After the unusual occurrence last week of actually liking everything, regular readers will be reassured that normal nit-picking service is resumed this week.
Firstly, The Chronicles of Narnia: The Voyage of the Dawn Treader, the third in the series of big budget adaptations of CS Lewis’ beloved allegories (and the first to screen in 3D). Roughly three years after the last film ended two of our heroic child-royals are returned to Narnia via a magic oil painting of a ship at sea.
Edmund (Skandar Keynes), Lucy (Georgie Henley) and their annoying cousin Eustace (played with gusto by young Will Poulter) arrive in Narnia to join the Dawn Treader on a search for the seven lords (and seven swords) who will finally unite all the warring countries and bring peace, etc., etc. All is much as you would expect from the previous installments, apart from the fact that Caspian (Ben Barnes) has lost that annoying vaguely Mediterranean accent and the talking mouse Reepicheep now sounds like Simon Pegg instead of Eddie Izzard.
What follows is a stirring tale told mostly on the high seas as all the characters (but mostly the human children) discover that their secret insecurities are what they should most be afraid of, not the mysterious green mist of evil they think they are fighting. These are good lessons and this reviewer found the third Narnia film to be much more satisfying than the seventh Potter film, and much more respectable. The kids are better actors, too.
Talking of morally respectable, young starlet and gifted comedienne Emma Stone (Zombieland) gets her first leading role in Easy A, a teen comedy that surprises simply by being much more interesting than it has a right to be. Stone is mostly anonymous high schooler Olive who lies to her friend that she lost her virginity to a college student when in fact she spent the weekend grooming her dog.
They say that a lie will be half way around the world before the truth has even got its pants on, and at high school it’s even quicker. Stone soon finds she has a new (and not unwelcome) notoriety but keeping up her reputation without actually living up to it soon backfires. Smart, witty and sincere, Easy A is easily recommended.
Megamind (in 3D) tries very hard to be entertaining and sometimes succeeds but you can see Dreamworks’ strain of competing with Pixar’s effortless storytelling skills is starting to show. Super-villain Megamind (mis-named, misunderstood and voiced by Will Ferrell) finally gets rid of the lantern-jawed flying hero Metro Man (Brad Pitt) and takes over the city. He soon finds out that a villain without an arch enemy isn’t much fun so he constructs a nemesis (Titan, voiced by Jonah Hill from Get Him to the Greek) hoping that he will get his mojo back. Megamind has its moments but there are some big gaps between them.
“Twas the night before Christmas and all through the house,” the poem goes, “Not a creature was stirring, not even a mouse.” Except in the bizarre new film Rare Exports where at a mountain in remote Northern Finland a secret project aims to uncover the burial site of the real Santa Claus, dig him up and – um, not sure actually, the plans are vague, but apparently they think he’ll be worth something.
What these big business sharks don’t realise, in fact only local kid Pieteri (Onni Tommila) does, is that the real Santa wasn’t the friendly, jolly Coca Cola Santa we all love but a demon whose punishment of the naughty went a lot farther than the withholding of presents. Rare Exports: A Christmas Story is a very strange beast indeed, played with beautiful Scandinavian deadpan by the entire cast and it’s destined to find a cult following.

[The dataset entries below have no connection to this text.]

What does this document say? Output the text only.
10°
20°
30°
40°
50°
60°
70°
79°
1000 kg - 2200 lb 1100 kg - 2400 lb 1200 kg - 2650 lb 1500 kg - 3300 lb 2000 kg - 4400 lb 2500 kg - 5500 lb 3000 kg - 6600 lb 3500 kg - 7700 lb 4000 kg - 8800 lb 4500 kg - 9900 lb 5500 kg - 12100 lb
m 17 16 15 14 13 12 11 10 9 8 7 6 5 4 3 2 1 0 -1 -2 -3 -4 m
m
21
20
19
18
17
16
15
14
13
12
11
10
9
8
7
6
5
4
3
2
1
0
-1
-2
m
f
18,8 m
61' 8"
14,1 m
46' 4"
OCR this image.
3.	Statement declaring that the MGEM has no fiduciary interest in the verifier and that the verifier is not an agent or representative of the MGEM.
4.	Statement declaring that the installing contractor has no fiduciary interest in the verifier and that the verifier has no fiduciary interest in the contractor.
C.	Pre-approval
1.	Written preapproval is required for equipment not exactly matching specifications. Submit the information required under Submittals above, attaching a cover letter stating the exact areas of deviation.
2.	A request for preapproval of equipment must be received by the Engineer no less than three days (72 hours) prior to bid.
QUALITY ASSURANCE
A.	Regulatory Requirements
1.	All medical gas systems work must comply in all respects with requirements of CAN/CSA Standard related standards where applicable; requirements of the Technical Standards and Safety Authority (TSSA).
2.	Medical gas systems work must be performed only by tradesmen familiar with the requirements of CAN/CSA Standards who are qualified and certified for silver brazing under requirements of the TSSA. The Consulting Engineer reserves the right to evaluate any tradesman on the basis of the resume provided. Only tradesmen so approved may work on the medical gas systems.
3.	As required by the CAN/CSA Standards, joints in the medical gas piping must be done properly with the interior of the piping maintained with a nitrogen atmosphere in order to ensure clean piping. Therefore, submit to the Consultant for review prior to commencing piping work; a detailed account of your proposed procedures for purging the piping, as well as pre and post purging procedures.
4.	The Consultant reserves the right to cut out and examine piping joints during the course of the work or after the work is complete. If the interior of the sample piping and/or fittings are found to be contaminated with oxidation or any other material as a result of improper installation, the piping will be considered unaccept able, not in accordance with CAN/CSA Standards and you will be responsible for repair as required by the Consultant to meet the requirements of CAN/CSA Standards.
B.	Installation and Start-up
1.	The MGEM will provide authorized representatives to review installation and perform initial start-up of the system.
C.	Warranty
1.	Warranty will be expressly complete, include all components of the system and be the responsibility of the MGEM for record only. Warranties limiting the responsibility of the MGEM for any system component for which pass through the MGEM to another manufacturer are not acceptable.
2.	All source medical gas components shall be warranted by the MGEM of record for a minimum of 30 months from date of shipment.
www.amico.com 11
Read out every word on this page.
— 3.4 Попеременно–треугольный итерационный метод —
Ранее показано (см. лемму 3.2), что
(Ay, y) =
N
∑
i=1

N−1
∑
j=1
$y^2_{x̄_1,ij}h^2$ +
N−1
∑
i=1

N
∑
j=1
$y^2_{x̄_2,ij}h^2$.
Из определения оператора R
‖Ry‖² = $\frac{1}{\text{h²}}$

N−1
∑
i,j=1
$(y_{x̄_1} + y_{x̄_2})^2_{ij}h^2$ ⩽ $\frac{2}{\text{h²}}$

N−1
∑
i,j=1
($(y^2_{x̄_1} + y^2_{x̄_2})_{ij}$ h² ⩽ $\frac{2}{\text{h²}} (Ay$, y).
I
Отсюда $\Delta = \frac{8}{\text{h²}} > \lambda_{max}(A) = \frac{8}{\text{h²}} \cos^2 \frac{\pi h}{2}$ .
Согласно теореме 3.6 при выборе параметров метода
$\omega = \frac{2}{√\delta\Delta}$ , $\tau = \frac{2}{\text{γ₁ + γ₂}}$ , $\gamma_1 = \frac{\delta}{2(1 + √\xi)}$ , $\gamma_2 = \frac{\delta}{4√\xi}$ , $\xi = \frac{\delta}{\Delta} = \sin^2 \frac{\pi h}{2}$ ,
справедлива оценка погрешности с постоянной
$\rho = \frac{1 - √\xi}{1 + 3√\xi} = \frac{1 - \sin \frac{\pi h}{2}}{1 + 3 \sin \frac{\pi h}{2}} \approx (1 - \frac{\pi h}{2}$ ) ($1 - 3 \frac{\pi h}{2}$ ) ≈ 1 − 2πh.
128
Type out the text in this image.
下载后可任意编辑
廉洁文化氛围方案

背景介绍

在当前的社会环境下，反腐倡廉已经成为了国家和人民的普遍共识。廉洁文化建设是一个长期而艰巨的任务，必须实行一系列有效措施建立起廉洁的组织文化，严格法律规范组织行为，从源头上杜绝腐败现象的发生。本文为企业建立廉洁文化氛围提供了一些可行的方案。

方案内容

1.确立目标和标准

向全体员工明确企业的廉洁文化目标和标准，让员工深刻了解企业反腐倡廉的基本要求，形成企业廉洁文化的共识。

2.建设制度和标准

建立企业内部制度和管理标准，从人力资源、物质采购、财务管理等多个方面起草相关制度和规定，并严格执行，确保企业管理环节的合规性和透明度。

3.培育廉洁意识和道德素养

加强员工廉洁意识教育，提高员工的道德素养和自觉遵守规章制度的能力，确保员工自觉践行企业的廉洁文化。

The relentless need for Hollywood to find new and more explosive ways to have civilisation destroyed by aliens reaches a new low with The Strause Brothers’ Skyline in which some (supposedly) good looking non-entities watch the invasion of Earth from a Los Angeles beachfront penthouse. Arguing amongst themselves, these narcissistic wretches are powerless against the aliens and the filmmakers are powerless to resist the urge to use even more digital toys rather than construct a compelling narrative.
Everything about Skyline is deplorable except first-timer Michael Watson’s cinematography – the stunning aerial footage of Los Angeles at dawn and dusk is memorable, even if it eventually gets ruined by the Strause’s digital tomfoolery.
Printed in Wellington’s Capital Times on Wednesday 8 December 2010.